As to the multiyear energy production, you don’t seem to get what Net Present Value is, search the term, and especially google for LCOE and then you will understand.
I see…perhaps I see… are you talking about taking the money invested in the solar vs investing it in some revenue producing account? That certainly calls for more complex math. I think about investing in solar as something that must be done on ethical grounds even at some loss, although today the loss is small. In my case, off grid, the choice is diesel or PV. The PV wins economically as well as ethically and in reliability. (As I glance at the PV meter on a fairly hazy morning in February at 10 AM the PV array is bringing in 5kw, like a powerful diesel generator roaring away. And I am so glad our powerful diesel generator is just sleeping quietly like a dragon.
Just wanted to say that I love your parable, all of the stories make it quite obvious that you don’t want to awaken the sleeping dragon and have to deal with the damage that they cause.
How much does it produce on a bright blue sky day?
Tim, it is 11.4 kw peak, so anytime after 10am you can get that 11.4 kwh in your battery bank in one hour or usually partially using it to run the house as well. Theoretically on june 21 in cloudless conditions it could generate about 10 times its rated wattage or 110 kwh! I have actually gotten more than 10 fold on spring days with smaller arrays. On the shortest day of the year December 21 if cloudless it can bring in about 40 kwh. In fact we cannot yet use all the electricity since we store it in a 40kwh battery bank. The left over is enough to produce all domestic hot water and charge an EV. And still not used up! We are still trying to figure out how to maximize use.
Wow Vensonata! I am not sure about others but I would love to hear a little bit more about your whole set up (if you were willing) and what Electric Vehicle you are charging. I am yet to install a PV system myself (thinking a minimum 10KW array), spec’ed high enough to enable full power for in-slab electric heating, normal electric hot water heating (I would contemplate abandoning off peak) and hopefully an EV one day.
Hot water is energy storage. This is a low cost system + energy storage combined. If the water can be heated to high enough temps to generate steam …
It’s a relief to know that this combination, maximising the available efficiency from a given area, is in good hands, “simmering away” because, in the appropriate applications,its time will surely come.
Thanks, Zachary, for keeping the pilot light lit.
What about capturing “waste” heat as electricity with an ORC device? Or storing heat e.g. geothermal for recovery and use as needed?
I can’t help wondering why this isn’t combined with Building Integrated photovoltaic. There is a lot of scope to slash the price of solar, if buildings are designed with solar in mind rather than retrofitted as a careless afterthought.
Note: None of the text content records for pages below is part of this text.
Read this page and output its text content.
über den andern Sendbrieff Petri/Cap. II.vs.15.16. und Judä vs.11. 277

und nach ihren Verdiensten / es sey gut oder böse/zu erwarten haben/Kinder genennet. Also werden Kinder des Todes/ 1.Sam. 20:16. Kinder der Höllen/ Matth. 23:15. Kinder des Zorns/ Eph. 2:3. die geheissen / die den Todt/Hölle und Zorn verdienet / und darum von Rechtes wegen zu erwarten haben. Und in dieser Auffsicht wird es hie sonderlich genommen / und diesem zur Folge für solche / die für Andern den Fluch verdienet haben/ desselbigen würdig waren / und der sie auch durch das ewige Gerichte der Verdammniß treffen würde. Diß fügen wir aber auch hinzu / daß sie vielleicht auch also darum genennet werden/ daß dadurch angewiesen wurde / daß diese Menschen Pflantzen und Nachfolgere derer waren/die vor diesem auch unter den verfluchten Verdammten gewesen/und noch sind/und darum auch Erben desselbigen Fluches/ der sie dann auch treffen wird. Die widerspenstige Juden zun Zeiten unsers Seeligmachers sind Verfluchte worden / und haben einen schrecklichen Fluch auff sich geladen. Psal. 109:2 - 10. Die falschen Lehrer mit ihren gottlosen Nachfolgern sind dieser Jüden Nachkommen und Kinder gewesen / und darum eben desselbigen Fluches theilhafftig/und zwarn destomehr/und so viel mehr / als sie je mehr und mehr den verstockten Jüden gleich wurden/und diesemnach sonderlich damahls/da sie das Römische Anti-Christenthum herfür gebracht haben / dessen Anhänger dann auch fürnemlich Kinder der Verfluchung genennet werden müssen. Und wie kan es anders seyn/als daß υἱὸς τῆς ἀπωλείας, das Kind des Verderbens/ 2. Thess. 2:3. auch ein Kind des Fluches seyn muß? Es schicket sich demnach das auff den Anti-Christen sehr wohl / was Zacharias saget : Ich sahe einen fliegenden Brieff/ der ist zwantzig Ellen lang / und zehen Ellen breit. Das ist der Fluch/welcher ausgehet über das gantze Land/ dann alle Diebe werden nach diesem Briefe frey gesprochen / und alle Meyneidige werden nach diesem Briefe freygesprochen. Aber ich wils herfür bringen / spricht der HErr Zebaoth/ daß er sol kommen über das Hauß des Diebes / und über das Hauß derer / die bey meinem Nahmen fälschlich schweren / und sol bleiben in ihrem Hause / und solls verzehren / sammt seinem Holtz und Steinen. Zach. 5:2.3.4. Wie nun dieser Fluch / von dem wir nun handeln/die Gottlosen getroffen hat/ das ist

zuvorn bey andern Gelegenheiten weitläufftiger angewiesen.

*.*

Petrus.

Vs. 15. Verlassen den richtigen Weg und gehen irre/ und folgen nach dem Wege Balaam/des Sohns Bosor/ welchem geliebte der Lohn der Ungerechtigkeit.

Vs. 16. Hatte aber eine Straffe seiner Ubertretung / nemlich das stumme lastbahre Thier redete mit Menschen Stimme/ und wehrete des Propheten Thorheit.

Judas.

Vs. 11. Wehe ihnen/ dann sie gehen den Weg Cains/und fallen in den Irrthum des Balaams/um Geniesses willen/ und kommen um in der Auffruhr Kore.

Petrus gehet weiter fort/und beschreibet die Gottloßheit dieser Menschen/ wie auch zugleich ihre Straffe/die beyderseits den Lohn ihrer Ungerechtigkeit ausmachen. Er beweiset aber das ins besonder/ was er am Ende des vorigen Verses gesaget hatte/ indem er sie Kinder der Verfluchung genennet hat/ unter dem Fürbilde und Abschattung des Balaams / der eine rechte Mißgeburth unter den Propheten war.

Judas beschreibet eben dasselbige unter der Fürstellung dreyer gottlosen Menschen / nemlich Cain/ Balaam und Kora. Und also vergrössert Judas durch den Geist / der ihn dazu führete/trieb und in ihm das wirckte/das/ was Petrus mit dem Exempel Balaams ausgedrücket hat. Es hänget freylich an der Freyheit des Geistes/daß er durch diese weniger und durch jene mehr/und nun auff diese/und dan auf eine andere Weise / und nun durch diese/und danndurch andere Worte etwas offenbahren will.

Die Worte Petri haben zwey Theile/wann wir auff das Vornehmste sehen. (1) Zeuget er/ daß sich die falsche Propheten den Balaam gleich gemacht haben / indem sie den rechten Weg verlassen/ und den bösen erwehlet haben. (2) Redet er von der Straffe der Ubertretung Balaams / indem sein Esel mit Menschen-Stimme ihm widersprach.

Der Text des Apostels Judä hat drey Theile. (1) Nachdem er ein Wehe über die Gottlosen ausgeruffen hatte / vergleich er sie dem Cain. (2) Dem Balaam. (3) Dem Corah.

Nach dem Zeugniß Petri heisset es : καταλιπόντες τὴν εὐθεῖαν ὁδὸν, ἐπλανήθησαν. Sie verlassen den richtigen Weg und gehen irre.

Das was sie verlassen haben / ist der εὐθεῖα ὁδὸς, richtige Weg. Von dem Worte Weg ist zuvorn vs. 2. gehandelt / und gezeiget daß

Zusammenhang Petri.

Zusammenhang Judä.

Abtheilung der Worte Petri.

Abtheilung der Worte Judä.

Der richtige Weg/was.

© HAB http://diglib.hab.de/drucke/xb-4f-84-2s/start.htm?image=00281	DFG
There is a domestic company in Longmont Colorado with a very similar package. I’ve not seen it personally. Textile Testing & Innovation.
Well, you’ve got three years on me but let this young pup put is his two cents. ;o)
I think the answer is we quit using heat to generate electricity.
Coal plants? Close them. All US coal plants should be gone in less than 20 years.
Nuclear plants? Don’t build any more. Most of the US reactors are aging out and I suspect the rapidly falling price of renewables will make it economically unwise to refurbish more of our reactors for another 20 years of performance.
Gas plants? I suspect we’ll see them run fewer and fewer hours per year which would make their heat a non-reliable heat source for industrial use. NG should be morphing to only a peaking role.
You missed one massive energy waster – the internal combustion engine. Replace 20% efficient with 90% efficient EVs.